Personal information
- Born: 30 December 1955 (age 70) Willebroek, Belgium

Sport
- Sport: Cycling

Medal record
Representing Belgium
World Championships
| Gold medal – first place | 1977 San Cristóbal | Points race, amateurs |
| Gold medal – first place | 1980 Besançon | Points race, professionals |
| Silver medal – second place | 1986 Colorado Springs | Motor pace, professionals |
| Bronze medal – third place | 1984 Barcelona | Motor pace, professionals |

= Stan Tourné =

Belgian cyclist

Constant "Stan" Tourné (30 December 1955) is a retired Belgian cyclist.
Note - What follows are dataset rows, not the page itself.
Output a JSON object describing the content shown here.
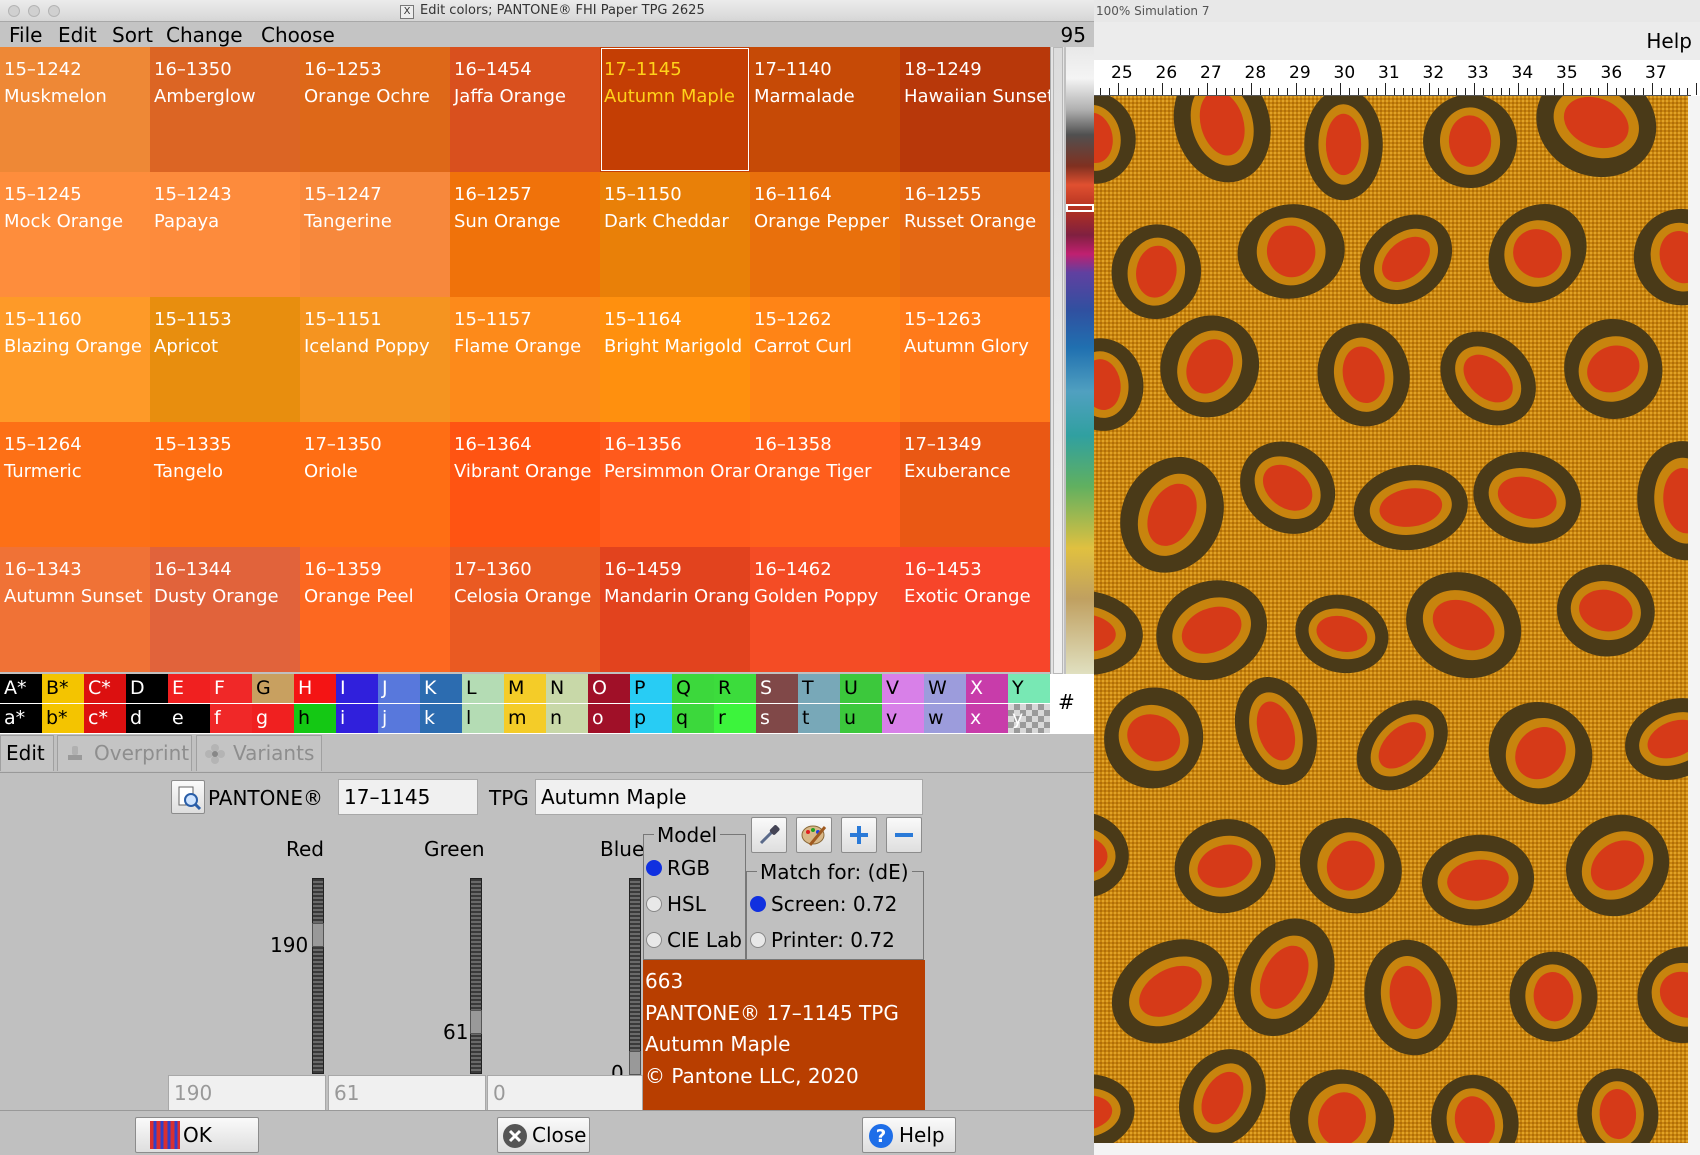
{
  "window": {
    "title": "Edit colors; PANTONE® FHI Paper TPG 2625",
    "title_icon": "X"
  },
  "menu": {
    "items": [
      "File",
      "Edit",
      "Sort",
      "Change",
      "Choose"
    ],
    "count": "95"
  },
  "swatches": [
    {
      "code": "15–1242",
      "name": "Muskmelon",
      "color": "#ee8836"
    },
    {
      "code": "16–1350",
      "name": "Amberglow",
      "color": "#dc6524"
    },
    {
      "code": "16–1253",
      "name": "Orange Ochre",
      "color": "#de6818"
    },
    {
      "code": "16–1454",
      "name": "Jaffa Orange",
      "color": "#d9501e"
    },
    {
      "code": "17–1145",
      "name": "Autumn Maple",
      "color": "#c43e04"
    },
    {
      "code": "17–1140",
      "name": "Marmalade",
      "color": "#c64a06"
    },
    {
      "code": "18–1249",
      "name": "Hawaiian Sunset",
      "color": "#b8380a"
    },
    {
      "code": "15–1245",
      "name": "Mock Orange",
      "color": "#fe8d3c"
    },
    {
      "code": "15–1243",
      "name": "Papaya",
      "color": "#fd8b3c"
    },
    {
      "code": "15–1247",
      "name": "Tangerine",
      "color": "#f7883c"
    },
    {
      "code": "16–1257",
      "name": "Sun Orange",
      "color": "#f0720a"
    },
    {
      "code": "15–1150",
      "name": "Dark Cheddar",
      "color": "#e98008"
    },
    {
      "code": "16–1164",
      "name": "Orange Pepper",
      "color": "#e9700c"
    },
    {
      "code": "16–1255",
      "name": "Russet Orange",
      "color": "#e46814"
    },
    {
      "code": "15–1160",
      "name": "Blazing Orange",
      "color": "#fe9a28"
    },
    {
      "code": "15–1153",
      "name": "Apricot",
      "color": "#e88e0e"
    },
    {
      "code": "15–1151",
      "name": "Iceland Poppy",
      "color": "#f59420"
    },
    {
      "code": "15–1157",
      "name": "Flame Orange",
      "color": "#fd8a1a"
    },
    {
      "code": "15–1164",
      "name": "Bright Marigold",
      "color": "#ff900e"
    },
    {
      "code": "15–1262",
      "name": "Carrot Curl",
      "color": "#ff8416"
    },
    {
      "code": "15–1263",
      "name": "Autumn Glory",
      "color": "#ff7a1a"
    },
    {
      "code": "15–1264",
      "name": "Turmeric",
      "color": "#fd7016"
    },
    {
      "code": "15–1335",
      "name": "Tangelo",
      "color": "#fe6e12"
    },
    {
      "code": "17–1350",
      "name": "Oriole",
      "color": "#ff6e14"
    },
    {
      "code": "16–1364",
      "name": "Vibrant Orange",
      "color": "#ff5412"
    },
    {
      "code": "16–1356",
      "name": "Persimmon Orange",
      "color": "#ff5a1c"
    },
    {
      "code": "16–1358",
      "name": "Orange Tiger",
      "color": "#ff5e1c"
    },
    {
      "code": "17–1349",
      "name": "Exuberance",
      "color": "#ea5814"
    },
    {
      "code": "16–1343",
      "name": "Autumn Sunset",
      "color": "#f07236"
    },
    {
      "code": "16–1344",
      "name": "Dusty Orange",
      "color": "#e1633b"
    },
    {
      "code": "16–1359",
      "name": "Orange Peel",
      "color": "#fd6820"
    },
    {
      "code": "17–1360",
      "name": "Celosia Orange",
      "color": "#ea5a22"
    },
    {
      "code": "16–1459",
      "name": "Mandarin Orange",
      "color": "#e2431e"
    },
    {
      "code": "16–1462",
      "name": "Golden Poppy",
      "color": "#f44c25"
    },
    {
      "code": "16–1453",
      "name": "Exotic Orange",
      "color": "#f7452a"
    }
  ],
  "selected_swatch": "17–1145",
  "palette": {
    "upper": [
      {
        "k": "A*",
        "bg": "#000000",
        "fg": "#ffffff"
      },
      {
        "k": "B*",
        "bg": "#f4c400",
        "fg": "#000000"
      },
      {
        "k": "C*",
        "bg": "#dc1010",
        "fg": "#ffffff"
      },
      {
        "k": "D",
        "bg": "#000000",
        "fg": "#ffffff"
      },
      {
        "k": "E",
        "bg": "#f02020",
        "fg": "#ffffff"
      },
      {
        "k": "F",
        "bg": "#f02828",
        "fg": "#ffffff"
      },
      {
        "k": "G",
        "bg": "#c8a060",
        "fg": "#000000"
      },
      {
        "k": "H",
        "bg": "#f41414",
        "fg": "#ffffff"
      },
      {
        "k": "I",
        "bg": "#3020dc",
        "fg": "#ffffff"
      },
      {
        "k": "J",
        "bg": "#5878dc",
        "fg": "#ffffff"
      },
      {
        "k": "K",
        "bg": "#2c6cb0",
        "fg": "#ffffff"
      },
      {
        "k": "L",
        "bg": "#b4dcb4",
        "fg": "#000000"
      },
      {
        "k": "M",
        "bg": "#f4cc28",
        "fg": "#000000"
      },
      {
        "k": "N",
        "bg": "#c8d8a8",
        "fg": "#000000"
      },
      {
        "k": "O",
        "bg": "#a01028",
        "fg": "#ffffff"
      },
      {
        "k": "P",
        "bg": "#28ccf4",
        "fg": "#000000"
      },
      {
        "k": "Q",
        "bg": "#3cd83c",
        "fg": "#000000"
      },
      {
        "k": "R",
        "bg": "#3cdc3c",
        "fg": "#000000"
      },
      {
        "k": "S",
        "bg": "#804848",
        "fg": "#ffffff"
      },
      {
        "k": "T",
        "bg": "#78a8b8",
        "fg": "#000000"
      },
      {
        "k": "U",
        "bg": "#3cc83c",
        "fg": "#000000"
      },
      {
        "k": "V",
        "bg": "#d880e8",
        "fg": "#000000"
      },
      {
        "k": "W",
        "bg": "#9c9cdc",
        "fg": "#000000"
      },
      {
        "k": "X",
        "bg": "#c83caa",
        "fg": "#ffffff"
      },
      {
        "k": "Y",
        "bg": "#78e8b4",
        "fg": "#000000"
      }
    ],
    "lower": [
      {
        "k": "a*",
        "bg": "#000000",
        "fg": "#ffffff"
      },
      {
        "k": "b*",
        "bg": "#f4c400",
        "fg": "#000000"
      },
      {
        "k": "c*",
        "bg": "#dc1010",
        "fg": "#ffffff"
      },
      {
        "k": "d",
        "bg": "#000000",
        "fg": "#ffffff"
      },
      {
        "k": "e",
        "bg": "#000000",
        "fg": "#ffffff"
      },
      {
        "k": "f",
        "bg": "#f02828",
        "fg": "#ffffff"
      },
      {
        "k": "g",
        "bg": "#f02020",
        "fg": "#ffffff"
      },
      {
        "k": "h",
        "bg": "#14c814",
        "fg": "#000000"
      },
      {
        "k": "i",
        "bg": "#3020dc",
        "fg": "#ffffff"
      },
      {
        "k": "j",
        "bg": "#5878dc",
        "fg": "#ffffff"
      },
      {
        "k": "k",
        "bg": "#2c6cb0",
        "fg": "#ffffff"
      },
      {
        "k": "l",
        "bg": "#b4dcb4",
        "fg": "#000000"
      },
      {
        "k": "m",
        "bg": "#f4cc28",
        "fg": "#000000"
      },
      {
        "k": "n",
        "bg": "#c8d8a8",
        "fg": "#000000"
      },
      {
        "k": "o",
        "bg": "#a01028",
        "fg": "#ffffff"
      },
      {
        "k": "p",
        "bg": "#28ccf4",
        "fg": "#000000"
      },
      {
        "k": "q",
        "bg": "#3cd83c",
        "fg": "#000000"
      },
      {
        "k": "r",
        "bg": "#3cf43c",
        "fg": "#000000"
      },
      {
        "k": "s",
        "bg": "#804848",
        "fg": "#ffffff"
      },
      {
        "k": "t",
        "bg": "#78a8b8",
        "fg": "#000000"
      },
      {
        "k": "u",
        "bg": "#3cc83c",
        "fg": "#000000"
      },
      {
        "k": "v",
        "bg": "#d880e8",
        "fg": "#000000"
      },
      {
        "k": "w",
        "bg": "#9c9cdc",
        "fg": "#000000"
      },
      {
        "k": "x",
        "bg": "#c83caa",
        "fg": "#ffffff"
      },
      {
        "k": "y",
        "bg": "checker",
        "fg": "#ffffff"
      }
    ],
    "hash": "#"
  },
  "tabs": {
    "edit": "Edit",
    "overprint": "Overprint",
    "variants": "Variants"
  },
  "editor": {
    "pantone_label": "PANTONE®",
    "pantone_code": "17–1145",
    "tpg_label": "TPG",
    "tpg_name": "Autumn Maple",
    "channels": [
      {
        "label": "Red",
        "value": "190",
        "fraction": 0.745
      },
      {
        "label": "Green",
        "value": "61",
        "fraction": 0.239
      },
      {
        "label": "Blue",
        "value": "0",
        "fraction": 0.0
      }
    ],
    "model": {
      "legend": "Model",
      "options": [
        "RGB",
        "HSL",
        "CIE Lab"
      ],
      "selected": "RGB"
    },
    "match": {
      "legend": "Match for: (dE)",
      "screen": "Screen: 0.72",
      "printer": "Printer: 0.72",
      "selected": "Screen"
    },
    "info": {
      "l1": "663",
      "l2": "PANTONE® 17–1145 TPG",
      "l3": "Autumn Maple",
      "l4": "© Pantone LLC, 2020",
      "color": "#b83e00"
    }
  },
  "buttons": {
    "ok": "OK",
    "close": "Close",
    "help": "Help"
  },
  "simulation": {
    "title": "100% Simulation 7",
    "help": "Help",
    "ruler": [
      "25",
      "26",
      "27",
      "28",
      "29",
      "30",
      "31",
      "32",
      "33",
      "34",
      "35",
      "36",
      "37"
    ]
  }
}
After winning the world title in points race in 1977 as amateur he turned professional and won the same title again in 1980. He also won two medals at the UCI Motor-paced World Championships in 1984 and 1986. In 1988, he finished in second place but was disqualified for failing the drug test.

As a track cyclist he took part in 176 six-day races. He won seven of them, in Antwerp (1983, 1988 and 1992), Paris (1985), Ghent (1985, 1989) and Cologne (1988), and 21 times finished in second place.

He is married to Ingrid Leleu (b. 1957). They have two daughters.